Aer Lingus has been warned it must up its contribution to the ailing pensions of its staff in order to avert the disruptive industrial action which could hit flights within a matter of weeks.
For a number of months the airline has said its offer of a once-off payment of €140m — €110m for current employees in the Irish Airline Superannuation Scheme and €30m for deferred members of the scheme — is “adequate”.
The company reiterated that position last week in a letter to staff union Siptu from its director of change, Sean Murphy.
Yesterday, the union’s pensions policy adviser Dermot O’Loughlin wrote back to Mr Murphy challenging that figure, especially if the two sides were to use a Labour Court recommendation from 2013 as a basis for a resolution of the €800m deficit in the Irish Airline Superannuation Scheme. The trustees of the ailing scheme have recommended that the court’s recommendation be implemented.
Mr O’Loughlin said the €110m for active members was insufficient for a number of reasons:
nIt was always envisaged that all members of Irish Airline Superannuation Scheme would as a minimum receive a 100% coordinated pension entitlement.
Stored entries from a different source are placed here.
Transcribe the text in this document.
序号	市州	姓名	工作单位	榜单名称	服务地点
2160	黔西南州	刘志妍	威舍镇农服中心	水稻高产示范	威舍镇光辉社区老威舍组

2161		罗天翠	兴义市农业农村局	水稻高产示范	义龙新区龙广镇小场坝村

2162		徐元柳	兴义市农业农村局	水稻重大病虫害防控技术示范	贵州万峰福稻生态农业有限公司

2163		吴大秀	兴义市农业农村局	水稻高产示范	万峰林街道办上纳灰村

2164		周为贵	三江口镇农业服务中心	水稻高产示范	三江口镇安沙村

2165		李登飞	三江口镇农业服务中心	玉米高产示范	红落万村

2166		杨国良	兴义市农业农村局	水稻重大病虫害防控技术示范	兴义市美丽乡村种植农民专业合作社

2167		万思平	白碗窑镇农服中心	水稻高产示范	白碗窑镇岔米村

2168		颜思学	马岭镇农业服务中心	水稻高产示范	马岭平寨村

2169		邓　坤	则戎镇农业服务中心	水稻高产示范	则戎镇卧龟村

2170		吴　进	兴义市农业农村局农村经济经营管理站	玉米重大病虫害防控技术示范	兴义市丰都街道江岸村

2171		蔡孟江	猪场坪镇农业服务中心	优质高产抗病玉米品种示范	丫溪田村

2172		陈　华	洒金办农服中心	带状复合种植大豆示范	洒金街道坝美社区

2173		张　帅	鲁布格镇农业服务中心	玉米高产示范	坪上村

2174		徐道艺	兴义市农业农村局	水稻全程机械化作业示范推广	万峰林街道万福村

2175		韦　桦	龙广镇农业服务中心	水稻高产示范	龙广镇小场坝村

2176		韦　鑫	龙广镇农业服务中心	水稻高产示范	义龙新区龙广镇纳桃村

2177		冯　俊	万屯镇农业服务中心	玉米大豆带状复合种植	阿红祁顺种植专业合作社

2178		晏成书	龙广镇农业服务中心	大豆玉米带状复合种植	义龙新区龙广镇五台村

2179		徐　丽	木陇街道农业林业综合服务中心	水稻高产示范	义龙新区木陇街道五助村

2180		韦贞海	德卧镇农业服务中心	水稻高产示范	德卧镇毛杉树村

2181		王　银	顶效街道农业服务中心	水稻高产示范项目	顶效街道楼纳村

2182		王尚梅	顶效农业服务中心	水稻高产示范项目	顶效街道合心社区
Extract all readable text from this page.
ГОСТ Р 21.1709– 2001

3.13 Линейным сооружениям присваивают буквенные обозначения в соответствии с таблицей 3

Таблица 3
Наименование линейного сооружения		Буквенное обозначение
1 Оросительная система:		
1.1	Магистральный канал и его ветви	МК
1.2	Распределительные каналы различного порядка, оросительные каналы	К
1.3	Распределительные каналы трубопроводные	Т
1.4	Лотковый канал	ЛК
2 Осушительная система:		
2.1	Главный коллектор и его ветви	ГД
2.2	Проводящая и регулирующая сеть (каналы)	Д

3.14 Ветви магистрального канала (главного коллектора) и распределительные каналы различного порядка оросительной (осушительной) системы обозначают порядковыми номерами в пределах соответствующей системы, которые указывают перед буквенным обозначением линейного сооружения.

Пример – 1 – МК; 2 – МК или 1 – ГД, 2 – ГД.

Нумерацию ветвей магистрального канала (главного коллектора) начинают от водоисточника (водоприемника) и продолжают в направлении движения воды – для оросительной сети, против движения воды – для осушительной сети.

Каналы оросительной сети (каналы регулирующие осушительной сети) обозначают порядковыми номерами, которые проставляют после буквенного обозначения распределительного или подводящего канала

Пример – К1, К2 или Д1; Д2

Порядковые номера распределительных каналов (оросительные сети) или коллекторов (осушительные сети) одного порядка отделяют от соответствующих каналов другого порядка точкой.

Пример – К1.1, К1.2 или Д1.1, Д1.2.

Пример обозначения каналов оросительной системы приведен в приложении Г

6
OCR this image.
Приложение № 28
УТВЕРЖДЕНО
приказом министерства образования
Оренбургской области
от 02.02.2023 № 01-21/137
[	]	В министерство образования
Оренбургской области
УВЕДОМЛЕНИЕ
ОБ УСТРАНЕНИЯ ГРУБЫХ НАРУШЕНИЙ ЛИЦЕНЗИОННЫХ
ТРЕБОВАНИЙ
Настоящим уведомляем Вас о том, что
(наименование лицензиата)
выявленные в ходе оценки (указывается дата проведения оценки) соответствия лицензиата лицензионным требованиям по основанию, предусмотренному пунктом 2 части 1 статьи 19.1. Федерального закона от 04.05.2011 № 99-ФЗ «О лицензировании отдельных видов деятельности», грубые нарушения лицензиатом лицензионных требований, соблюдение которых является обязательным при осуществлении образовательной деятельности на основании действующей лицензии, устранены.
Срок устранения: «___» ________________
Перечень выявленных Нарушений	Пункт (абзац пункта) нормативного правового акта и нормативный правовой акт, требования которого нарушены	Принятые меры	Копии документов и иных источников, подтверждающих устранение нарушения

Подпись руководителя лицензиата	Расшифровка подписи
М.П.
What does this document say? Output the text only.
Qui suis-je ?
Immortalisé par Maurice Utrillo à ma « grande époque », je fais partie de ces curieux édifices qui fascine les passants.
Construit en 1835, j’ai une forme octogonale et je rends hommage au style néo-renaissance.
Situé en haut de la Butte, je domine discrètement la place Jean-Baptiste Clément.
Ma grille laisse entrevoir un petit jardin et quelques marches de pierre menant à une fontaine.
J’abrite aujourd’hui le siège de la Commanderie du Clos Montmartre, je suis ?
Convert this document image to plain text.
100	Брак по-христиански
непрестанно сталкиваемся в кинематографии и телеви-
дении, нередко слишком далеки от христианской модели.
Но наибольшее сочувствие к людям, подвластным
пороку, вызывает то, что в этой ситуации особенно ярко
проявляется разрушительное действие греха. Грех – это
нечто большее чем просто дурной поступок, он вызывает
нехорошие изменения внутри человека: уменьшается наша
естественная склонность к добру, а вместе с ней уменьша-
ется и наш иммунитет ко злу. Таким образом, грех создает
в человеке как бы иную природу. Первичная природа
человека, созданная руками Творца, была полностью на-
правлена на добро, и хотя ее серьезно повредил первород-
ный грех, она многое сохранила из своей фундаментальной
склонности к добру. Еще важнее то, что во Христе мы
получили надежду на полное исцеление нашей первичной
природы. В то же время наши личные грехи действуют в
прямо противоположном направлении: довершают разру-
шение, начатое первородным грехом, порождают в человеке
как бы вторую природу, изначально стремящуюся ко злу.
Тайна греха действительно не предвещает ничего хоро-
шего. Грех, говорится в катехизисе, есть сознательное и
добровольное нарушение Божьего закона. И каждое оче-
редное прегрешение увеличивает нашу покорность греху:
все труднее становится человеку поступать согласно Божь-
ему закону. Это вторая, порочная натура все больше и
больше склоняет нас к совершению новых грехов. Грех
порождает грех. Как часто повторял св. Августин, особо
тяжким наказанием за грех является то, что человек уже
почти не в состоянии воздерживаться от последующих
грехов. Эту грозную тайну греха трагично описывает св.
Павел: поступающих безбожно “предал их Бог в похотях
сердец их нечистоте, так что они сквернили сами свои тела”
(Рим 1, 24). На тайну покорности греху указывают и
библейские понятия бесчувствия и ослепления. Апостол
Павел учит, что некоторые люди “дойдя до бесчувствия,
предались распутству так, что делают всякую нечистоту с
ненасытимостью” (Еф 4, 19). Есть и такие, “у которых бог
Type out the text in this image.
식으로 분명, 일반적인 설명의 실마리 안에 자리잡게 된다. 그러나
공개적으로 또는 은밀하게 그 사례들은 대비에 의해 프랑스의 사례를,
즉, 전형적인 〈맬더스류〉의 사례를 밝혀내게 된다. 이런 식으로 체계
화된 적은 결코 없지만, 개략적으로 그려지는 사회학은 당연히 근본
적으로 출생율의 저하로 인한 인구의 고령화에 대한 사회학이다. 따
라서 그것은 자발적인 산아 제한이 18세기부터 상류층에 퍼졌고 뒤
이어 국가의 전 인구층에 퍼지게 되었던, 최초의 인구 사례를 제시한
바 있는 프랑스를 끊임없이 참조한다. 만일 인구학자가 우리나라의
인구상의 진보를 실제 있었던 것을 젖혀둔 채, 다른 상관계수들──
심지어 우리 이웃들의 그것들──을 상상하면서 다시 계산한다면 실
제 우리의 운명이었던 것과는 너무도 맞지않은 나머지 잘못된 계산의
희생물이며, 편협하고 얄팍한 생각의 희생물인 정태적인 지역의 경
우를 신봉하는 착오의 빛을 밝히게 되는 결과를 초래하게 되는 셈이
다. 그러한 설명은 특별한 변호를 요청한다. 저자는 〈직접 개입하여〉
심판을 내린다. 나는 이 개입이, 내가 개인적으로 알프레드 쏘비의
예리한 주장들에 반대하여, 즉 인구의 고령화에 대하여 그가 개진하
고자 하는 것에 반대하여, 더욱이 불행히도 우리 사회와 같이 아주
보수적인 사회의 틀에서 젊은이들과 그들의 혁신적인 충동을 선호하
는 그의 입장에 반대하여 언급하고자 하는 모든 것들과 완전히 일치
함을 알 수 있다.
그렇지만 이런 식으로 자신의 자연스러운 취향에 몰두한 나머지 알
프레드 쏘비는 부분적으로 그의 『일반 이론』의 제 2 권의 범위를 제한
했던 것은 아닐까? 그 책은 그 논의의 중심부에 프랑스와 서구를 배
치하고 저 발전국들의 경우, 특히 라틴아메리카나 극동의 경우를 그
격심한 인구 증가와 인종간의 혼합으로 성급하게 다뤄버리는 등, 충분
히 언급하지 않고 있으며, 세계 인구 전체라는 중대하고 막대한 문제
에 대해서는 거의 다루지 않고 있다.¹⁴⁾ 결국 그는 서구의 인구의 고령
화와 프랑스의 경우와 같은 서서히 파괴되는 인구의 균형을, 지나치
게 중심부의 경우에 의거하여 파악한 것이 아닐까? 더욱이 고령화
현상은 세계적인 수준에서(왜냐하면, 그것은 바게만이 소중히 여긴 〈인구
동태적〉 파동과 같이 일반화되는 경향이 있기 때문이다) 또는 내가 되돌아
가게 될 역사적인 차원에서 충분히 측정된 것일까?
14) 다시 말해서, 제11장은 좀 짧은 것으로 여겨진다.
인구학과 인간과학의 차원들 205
Under a proposal from the trustees of the scheme, the co-ordinated benefit is to be cut by 20%.
nThe capital sum being referred to by the airline was out of the date as it was based on data from late 2012/early 2013.
In the same letter, Mr O’Loughlin also said the union was “most surprised both with the tone and content” of a letter from Mr Murphy sent to Siptu last week.
In that letter Mr Murphy said the airline would consider legal action to prevent industrial action that would cause “irreparable loss and damage to Aer Lingus”.
He also questioned how all Siptu members could take industrial action when only Irish Airline Superannuation Scheme members at the airline were balloted.
In response Mr O’Loughlin said the threat of legal action “points towards a provocative approach and only serves to heighten the suspicion amongst our members that the company are not committed to resolving this dispute through the normal industrial relations procedures”.
“It is incorrect for you to say that we have communicated that it is our intention to have industrial action involving all SIPTU members,” he wrote.
Mr O’Loughlin signed off the letter by saying Siptu “re-iterates our intention to seek an acceptable resolution to this dispute through constructive engagement”.